JVC Bounces Back Right on Schedule

Nothing in jazz is more moving than the purity of Coleman's sound and conception. Essentially, it has remained the same since 1959, when Shelly Manne marveled at how he could make the alto saxophone laugh and cry—never in a mimetic way, but through the natural effusiveness of his inventions. His tunes reach into an unguarded place where we store the most elemental tunes of childhood, and embody their universality, encompassing every kind of emotion. His solos chortle, sigh, exult, and dream, and when he's finished you get sent back to the dust of everyday life. Small wonder the audience wouldn't let him leave. Every Coleman concert is an event, but on this night he was preaching from the mountain and the clean air was exhilarating.

Meanwhile, there was much action in the clubs, including the return of Carla Bley's big band. On opening night at Iridium she performed the current Looking for America in the first set, and began the second with an alternate, unrecorded version of the Overture to Escalator Over the Hill, continuing with a jolly Monkian piece called "Hip Hop" and excerpts from the 1996 Goes to Church. Gary Valente, a distinctive and robust trombonist who disappears from view when Bley isn't around, was featured, along with Vincent Herring, Gary Smulyan, Steve Swallow, and other familiars, but it's the stirring unity of the orchestra and Bley's decisive writing that floats this mighty ensemble. At Birdland, Ira Gitler introduced respectful but never reverent repertory bands in tribute to the Tadd Dameron and Charlie Parker units that played the Royal Roost. Don Sickler, not an exciting trumpet player but an appealing one with his confident timbre and lyrical phrasing, straw-bossed the Dameron band, with Jimmy Heath outstanding on "If You Could See Me Now" and in tandem with Jimmy Greene, who played a knockout solo on "Our Delight." The rhythm sections for both bands were in the reliable hands of Kenny Washington, Peter Washington, and pianist Michael Weiss, who is never more commanding than when reaching into his bop bag—especially in the Parker band, which featured Jim Rotundi, an accomplished trumpet player who played too close to the mic, and altoist Jesse Davis, who is back in New York after five years in New Orleans, and approximates Parker's sound with fidelity, verve, and invention. Davis is long overdue for serious attention on the club circuit.
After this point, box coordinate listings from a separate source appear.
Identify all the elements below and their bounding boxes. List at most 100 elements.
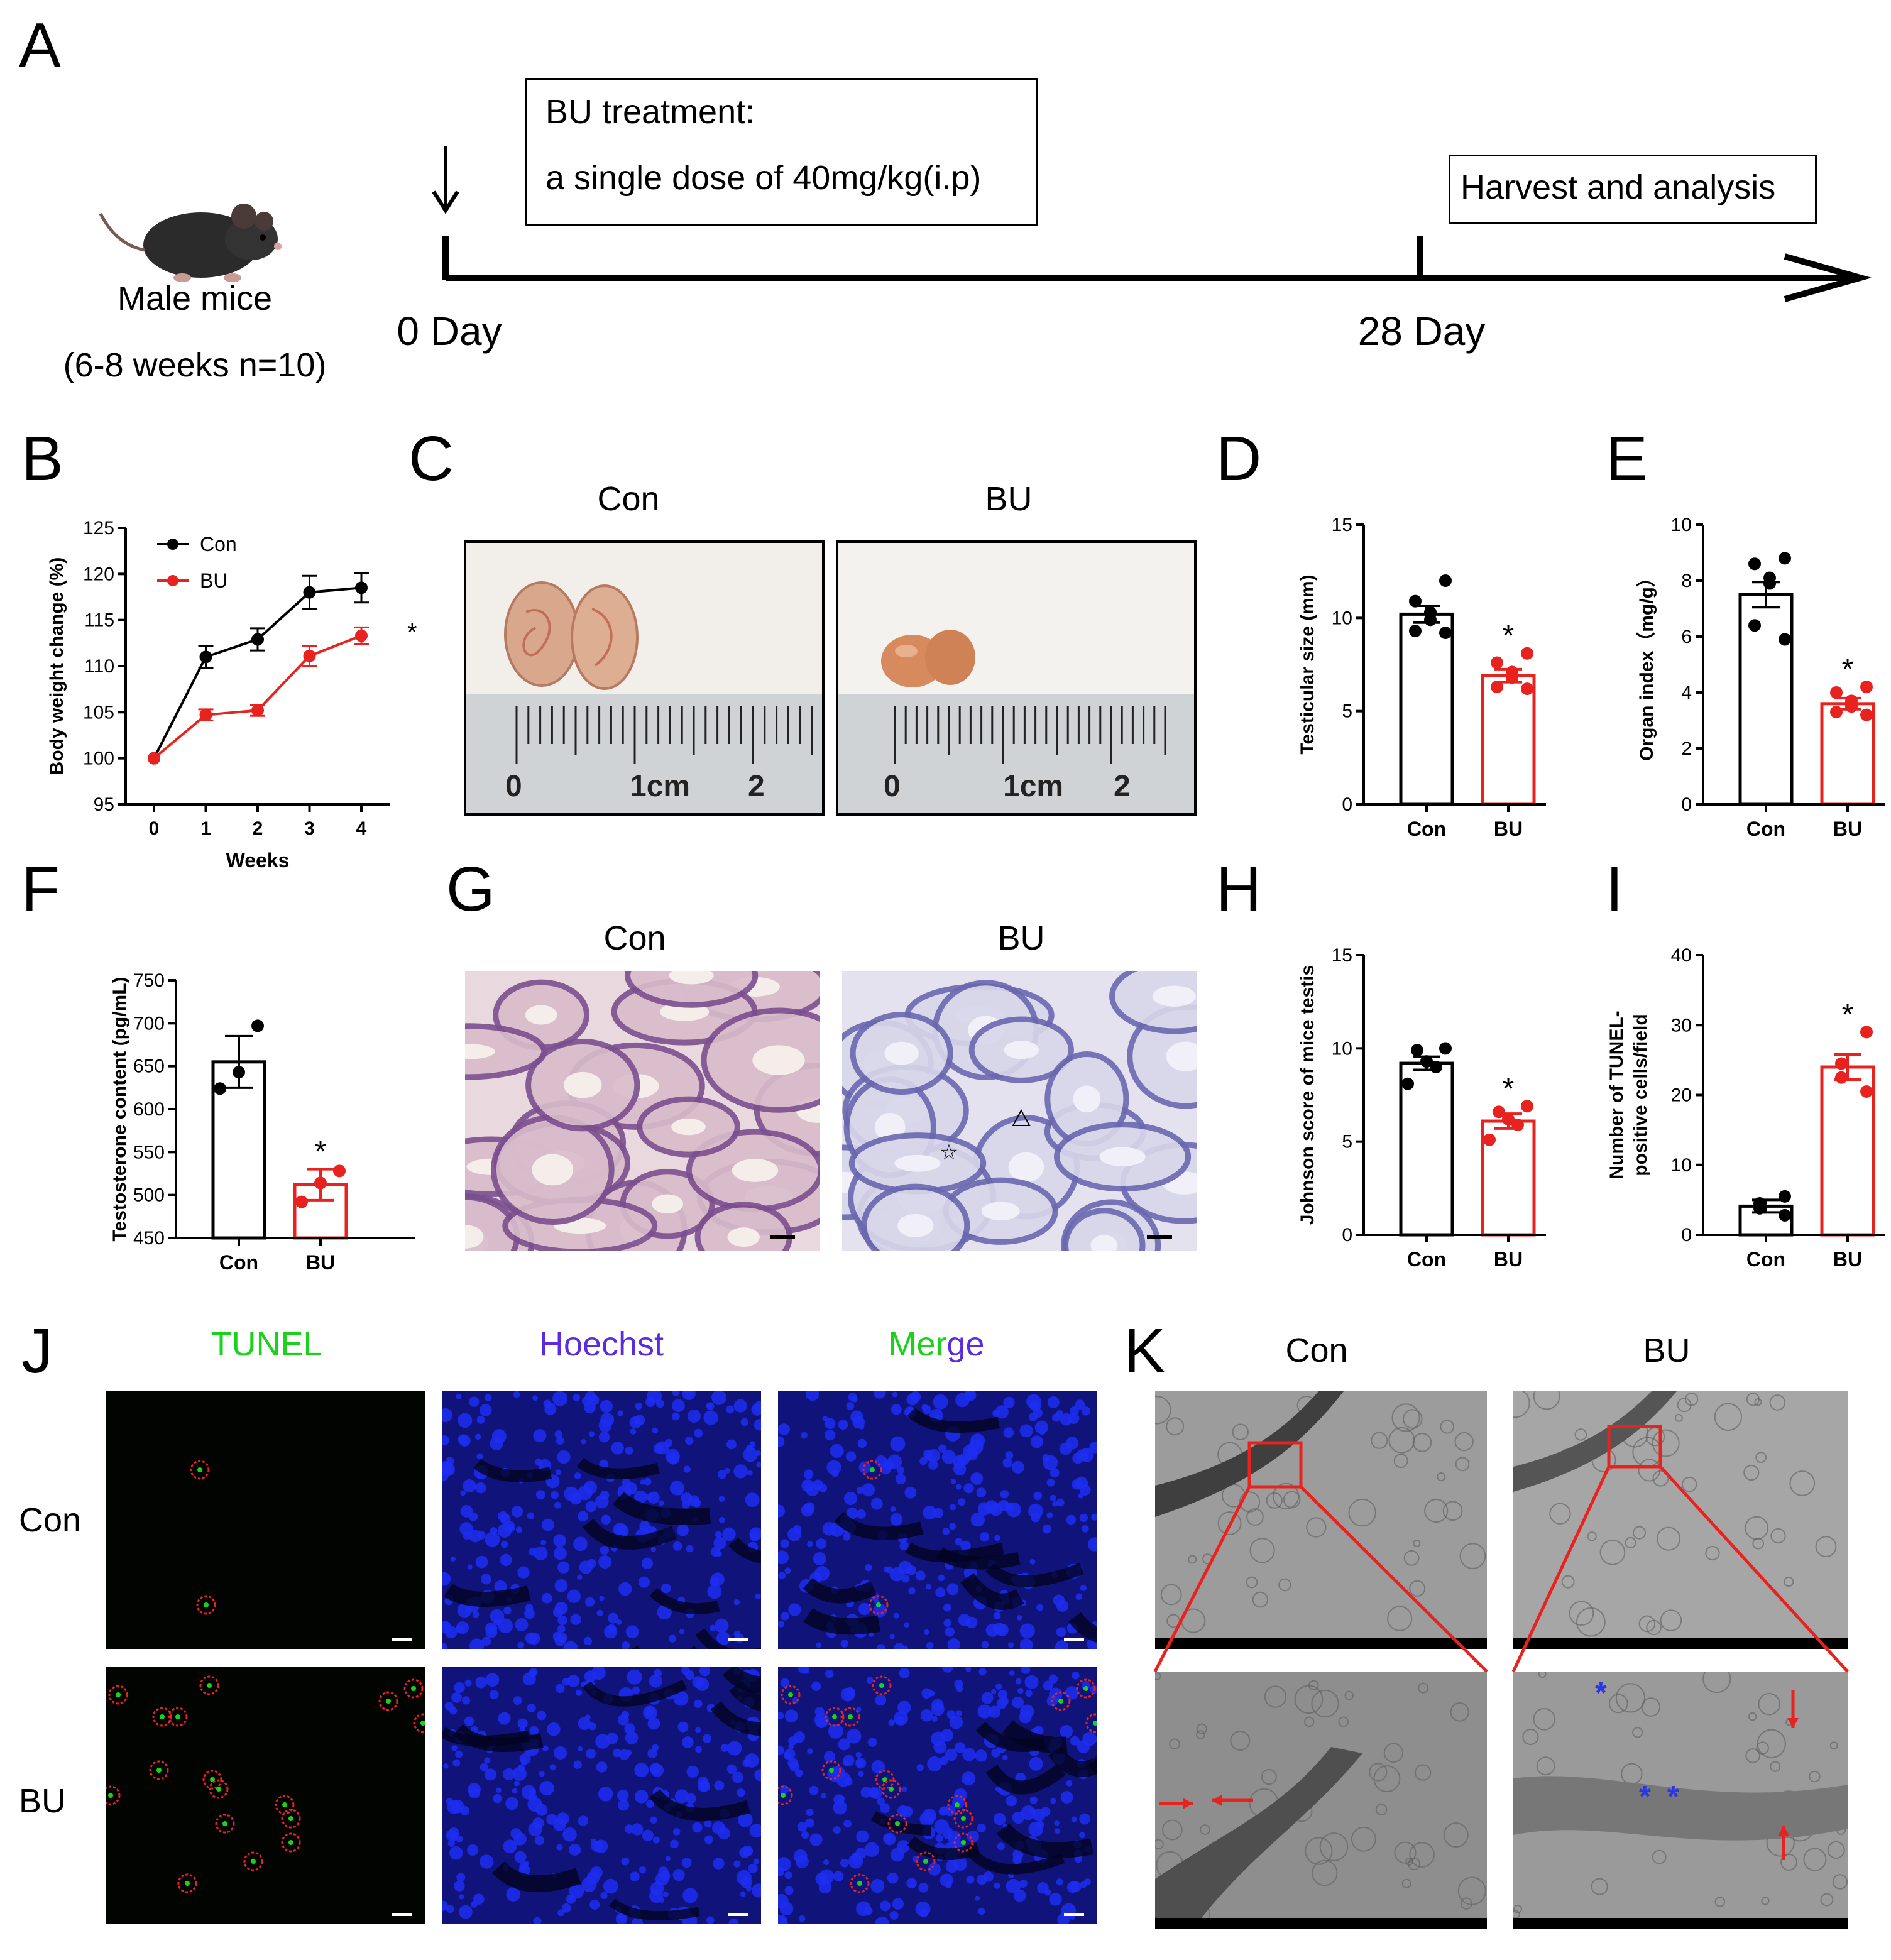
nucleus [707, 1584, 722, 1599]
nucleus [1031, 1513, 1041, 1523]
organelle [1415, 1764, 1432, 1781]
day-end-label: 28 Day [1357, 309, 1486, 354]
nucleus [514, 1851, 527, 1863]
nucleus [542, 1518, 554, 1531]
nucleus [830, 1443, 844, 1458]
nucleus [1026, 1394, 1041, 1410]
nucleus [552, 1631, 562, 1641]
nucleus [842, 1533, 851, 1541]
d-dot-bu [1491, 656, 1503, 669]
e-dot-con [1748, 557, 1761, 571]
b-point-con [251, 633, 264, 646]
blue-asterisk: * [1595, 1677, 1607, 1710]
nucleus [562, 1678, 571, 1686]
nucleus [778, 1712, 784, 1720]
nucleus [527, 1703, 536, 1712]
e-dot-bu [1860, 708, 1873, 721]
nucleus [733, 1464, 748, 1479]
nucleus [843, 1777, 853, 1786]
nucleus [993, 1813, 1006, 1826]
nucleus [816, 1717, 827, 1729]
nucleus [1005, 1451, 1014, 1459]
e-x-tick-label: Con [1746, 818, 1785, 840]
organelle [1403, 1409, 1423, 1429]
tunel-cell-circle [413, 1713, 425, 1733]
nucleus [679, 1629, 685, 1634]
tunel-positive-cell [848, 1714, 853, 1719]
nucleus [501, 1541, 508, 1548]
nucleus [852, 1416, 865, 1429]
nucleus [573, 1394, 581, 1402]
nucleus [1091, 1513, 1097, 1521]
nucleus [1017, 1687, 1024, 1694]
nucleus [813, 1479, 823, 1490]
tunel-positive-cell [895, 1821, 900, 1826]
nucleus [732, 1771, 743, 1783]
organelle [1373, 1765, 1401, 1793]
tunel-cell-circle [281, 1809, 301, 1829]
nucleus [889, 1911, 899, 1920]
nucleus [858, 1602, 871, 1616]
tunel-cell-circle [209, 1779, 229, 1799]
nucleus [778, 1436, 785, 1447]
f-y-tick-label: 600 [133, 1099, 165, 1120]
blue-asterisk: * [1639, 1780, 1651, 1814]
nucleus [733, 1860, 741, 1868]
nucleus [895, 1474, 906, 1485]
nucleus [529, 1668, 538, 1677]
organelle [1748, 1712, 1757, 1721]
e-x-tick-label: BU [1833, 818, 1862, 840]
nucleus [600, 1892, 608, 1900]
nucleus [823, 1859, 830, 1866]
d-x-tick-label: Con [1407, 818, 1446, 840]
nucleus [787, 1758, 799, 1768]
nucleus [901, 1786, 907, 1792]
nucleus [595, 1494, 609, 1509]
nucleus [589, 1899, 600, 1910]
h-dot-bu [1502, 1113, 1515, 1126]
tunel-cell-circle [850, 1873, 870, 1893]
h-dot-con [1411, 1044, 1423, 1057]
organelle [1252, 1591, 1269, 1608]
f-dot-con [251, 1019, 264, 1032]
nucleus [920, 1709, 933, 1722]
nucleus [695, 1727, 701, 1733]
tubule-lumen [1152, 985, 1196, 1007]
membrane-section [1513, 1776, 1848, 1841]
tem-con-roi [1247, 1441, 1303, 1489]
nucleus [647, 1748, 657, 1759]
nucleus [562, 1827, 577, 1842]
nucleus [805, 1391, 819, 1401]
nucleus [738, 1812, 753, 1827]
nucleus [855, 1758, 867, 1769]
nucleus [866, 1677, 874, 1684]
nucleus [950, 1504, 956, 1511]
nucleus [908, 1587, 916, 1595]
nucleus [686, 1793, 696, 1804]
nucleus [965, 1391, 975, 1398]
nucleus [647, 1391, 662, 1404]
nucleus [583, 1481, 597, 1494]
nucleus [927, 1449, 940, 1463]
nucleus [696, 1677, 710, 1691]
nucleus [1025, 1690, 1033, 1697]
nucleus [476, 1415, 485, 1424]
nucleus [1054, 1820, 1060, 1826]
nucleus [753, 1858, 759, 1865]
nucleus [647, 1491, 660, 1504]
nucleus [1040, 1807, 1051, 1817]
nucleus [1049, 1893, 1062, 1906]
d-dot-con [1409, 625, 1422, 638]
nucleus [635, 1402, 643, 1410]
nucleus [890, 1506, 896, 1512]
h-dot-bu [1483, 1133, 1496, 1146]
organelle [1599, 1540, 1626, 1565]
nucleus [694, 1699, 703, 1709]
organelle [1273, 1482, 1300, 1509]
nucleus [825, 1430, 836, 1441]
e-significance-star: * [1842, 653, 1854, 686]
nucleus [634, 1490, 647, 1504]
nucleus [904, 1622, 910, 1628]
nucleus [598, 1787, 613, 1802]
b-x-tick-label: 0 [149, 818, 160, 839]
The festival climaxed at Carnegie with "Wayne Shorter: Life & Music," a program as concise and wary as Coleman's was effulgent and generous that nevertheless came to a smashing conclusion. Personally, I liked the first set, which was 45 minutes long and involved Shorter's quartet and one duet with Herbie Hancock, yet feel obliged to report that many colleagues grumbled. Though Shorter's sound was as light as a flute and his group a model of aggressive interaction, many fans want him to play conventional quartet music with coherent solos that have at least the vitality of his recent quartet album, if not the fabled might of the Miles Davis or Weather Report eras. Shorter, however, prefers at times a kind of hide-and-seek call-and-response with Danilo Perez, John Patitucci, and Brian Blade. In this mode, the band reminds me of Count Basie rhythm interludes, where instead of a piano solo you get a four-way immersion in timekeeping. With Shorter, the issue is less about rhythm than rests and retaliations—indeed, rhythm was nowhere to be found in the superbly executed, almost Debussyan duet with Hancock.
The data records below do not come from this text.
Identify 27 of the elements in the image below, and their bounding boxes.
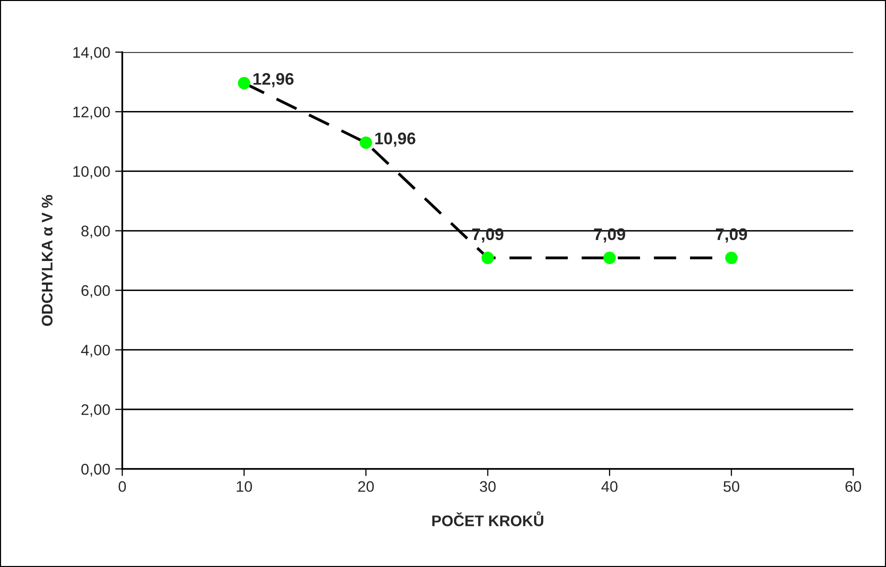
data-label: 7,09 — [716, 228, 747, 243]
x-tick-label: 50 — [724, 481, 740, 492]
x-tick-label: 60 — [846, 481, 862, 492]
x-tick-label: 10 — [236, 481, 252, 492]
x-tick-label: 20 — [358, 481, 374, 492]
y-tick-label: 10,00 — [73, 166, 110, 179]
x-tick-label: 30 — [480, 481, 496, 492]
data-label: 7,09 — [472, 228, 504, 243]
y-tick-label: 8,00 — [81, 226, 110, 238]
y-tick-label: 0,00 — [81, 464, 110, 476]
point — [603, 252, 616, 264]
point — [482, 252, 494, 264]
y-tick-label: 4,00 — [81, 344, 110, 358]
y-tick-label: 14,00 — [73, 47, 110, 60]
x-axis-title: POČET KROKŮ — [432, 511, 544, 526]
y-tick-label: 12,00 — [73, 106, 110, 120]
y-axis-title: ODCHYLKA α V % — [42, 194, 53, 326]
data-label: 12,96 — [253, 73, 294, 88]
x-tick-label: 40 — [601, 481, 618, 492]
y-tick-label: 2,00 — [82, 404, 110, 417]
x-tick-label: 0 — [118, 481, 126, 492]
point — [238, 76, 250, 90]
point — [360, 136, 372, 149]
point — [725, 252, 738, 264]
y-tick-label: 6,00 — [82, 285, 110, 298]
data-label: 7,09 — [594, 228, 626, 243]
data-label: 10,96 — [375, 132, 416, 147]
In any case, no one complained after the second set, which was dominated by tap dancer Savion Glover, whose lack of universal recognition amazes me—though I feel the same way about Ornette Coleman. With intermittent contributions from a chamber orchestra conducted by the histrionic Robert Sadin, he leaped to his platform and beat out so riveting a tattoo of complicated rhythms, with such finesse, that no one minded and some failed to notice that he often had his back to the audience. His music is that compelling—from any angle. After his initial solos and involvement with the arrangements, he kicked new life into Shorter, challenging him in a kind of standoff that had the tenor saxophonist wailing like a banshee or, better still, the old Wayne Shorter. Then he challenged the others, and one measure of his ingenuity was that Brian Blade, the greatest drummer of his generation and one of the most restlessly stimulating since Roy Haynes, was hard-put to match him. It was over by 10, a satisfying and fitting conclusion to a festival that felt like a festival, breaking little ground but sprucing up the old homestead just fine.